Need help understanding a color-mapping algorithm

Question

So I'm working on a project that involves taking pre-existing skeleton code of an application that simulates "fluid flow and visualization" and applying different visualization techniques on it.

The first step of the project is to apply different color-mapping techniques on three different data-sets which are as follows: fluid density (rho), fluid velocity magnitude (||v||) and the force field magnitude ||f||.

The skeleton code provided already has an example that I can study to be able to determine how best to design and implement different color-maps such as red-to-white or blue-to-yellow or what have you.

The snippet of code I'm trying to understand is the following:

//rainbow: Implements a color palette, mapping the scalar 'value' to a rainbow color RGB
    void rainbow(float value,float* R,float* G,float* B)
    {                          
       const float dx=0.8; 
       if (value<0) value=0; if (value>1) value=1;
       value = (6-2*dx)*value+dx;
       *R = max(0.0,(3-fabs(value-4)-fabs(value-5))/2);
       *G = max(0.0,(4-fabs(value-2)-fabs(value-4))/2);
       *B = max(0.0,(3-fabs(value-1)-fabs(value-2))/2);
    }

The float valuebeing passed by the first parameter is, as far as I can tell, the fluid density. I've determined this by studying these two snippets.

//set_colormap: Sets three different types of colormaps
void set_colormap(float vy)
{
   float R,G,B; 

   if (scalar_col==COLOR_BLACKWHITE)
       R = G = B = vy;
   else if (scalar_col==COLOR_RAINBOW)
       rainbow(vy,&R,&G,&B); 
   else if (scalar_col==COLOR_BANDS)
       {  
          const int NLEVELS = 7;
          vy *= NLEVELS; vy = (int)(vy); vy/= NLEVELS; 
          rainbow(vy,&R,&G,&B);   
       }

   glColor3f(R,G,B);
}

and

set_colormap(rho[idx0]);
glVertex2f(px0, py0);
set_colormap(rho[idx1]);
glVertex2f(px1, py1);
set_colormap(rho[idx2]);
glVertex2f(px2, py2);


set_colormap(rho[idx0]);
glVertex2f(px0, py0);
set_colormap(rho[idx2]);
glVertex2f(px2, py2);
set_colormap(rho[idx3]);
glVertex2f(px3, py3);

With all of this said, could somebody please explain to me how the first method works?

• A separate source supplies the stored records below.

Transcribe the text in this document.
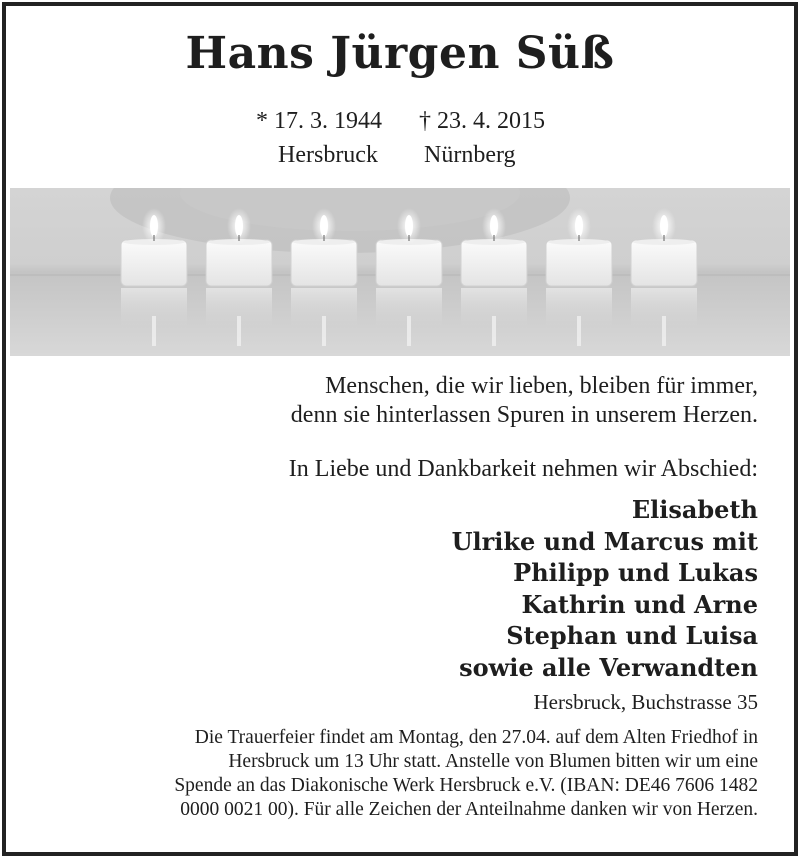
Hans Jürgen Süß
* 17. 3. 1944 † 23. 4. 2015
Hersbruck Nürnberg
Menschen, die wir lieben, bleiben für immer,
denn sie hinterlassen Spuren in unserem Herzen.
In Liebe und Dankbarkeit nehmen wir Abschied:
Elisabeth
Ulrike und Marcus mit
Philipp und Lukas
Kathrin und Arne
Stephan und Luisa
sowie alle Verwandten
Hersbruck, Buchstrasse 35
Die Trauerfeier findet am Montag, den 27.04. auf dem Alten Friedhof in
Hersbruck um 13 Uhr statt. Anstelle von Blumen bitten wir um eine
Spende an das Diakonische Werk Hersbruck e.V. (IBAN: DE46 7606 1482
0000 0021 00). Für alle Zeichen der Anteilnahme danken wir von Herzen.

Here's the output when the method is invoked by the user and matter is injected into the window by means of using the cursor:

Whereas otherwise it would look like this (gray-scale):

Answer 1

I suspect that this is a variation of HSV to RGB.

The idea is that you can map your fluid density (on a linear scale) to the Hue parameter of a color in HSV format. Saturation and Value can just maintain constant value of 1. Normally Hue starts and ends at red, so you also want to shift your Hue values into the [red, blue] range. This will give you a "heatmap" of colors in HSV format depending on the fluid density, which you then have to map to RGB in the shader.

Because some of your values can be kept constant and because you don't care about any of the intermediate results, the algorithm that transforms fluid density to RGB can be simplified to the snippet above.

Answer 2

I'm not sure which part of the function you don't understand, so let me explain this line by line:

void rainbow(float value,float* R,float* G,float* B){

}

This part is probably clear to you - the function takes in a single density/color value and outputs a rainbow color in rgb space.

const float dx=0.8;

Next, the constant dx is initialised. I'm not sure what the name "dx" stands for, but looks like it's later used to determine which part of the color spectrum is used.

if (value<0) value=0; if (value>1) value=1;

This clamps the input to a value between 0 and 1.

   value = (6-2*dx)*value+dx;

This maps the input to a value between dx and 6-dx.

   *R = max(0.0,(3-fabs(value-4)-fabs(value-5))/2);

This is probably the most complicated part. If value is smaller than 4, this simplifies to max(0.0,(2*value-6)/2) or max(0.0,value-3). This means that if value is less than 3, the red output will be 0, and if it is between 3 and 4, it will be value-3.

If value is between 4 and 5, this line instead simplifies to max(0.0,(3-(value-4)-(5-value))/2) which is equal to 1. So if value is between 4 and 5, the red output will be 1.

Lastly, if value is greater than 5, this line simplifies to max(0.0,(12-2*value)/2) or just 6-value.

So the output R is 1 when value is between 4 and 5, 0 when value is smaller than 3, and something in between otherwise. The calculations for the green and blue output or pretty much the same, just with tweaked value; green is brightest for values between 2 and 4, and blue is brightest for values between 1 and 2. This way the output forms a smooth rainbow color spectrum.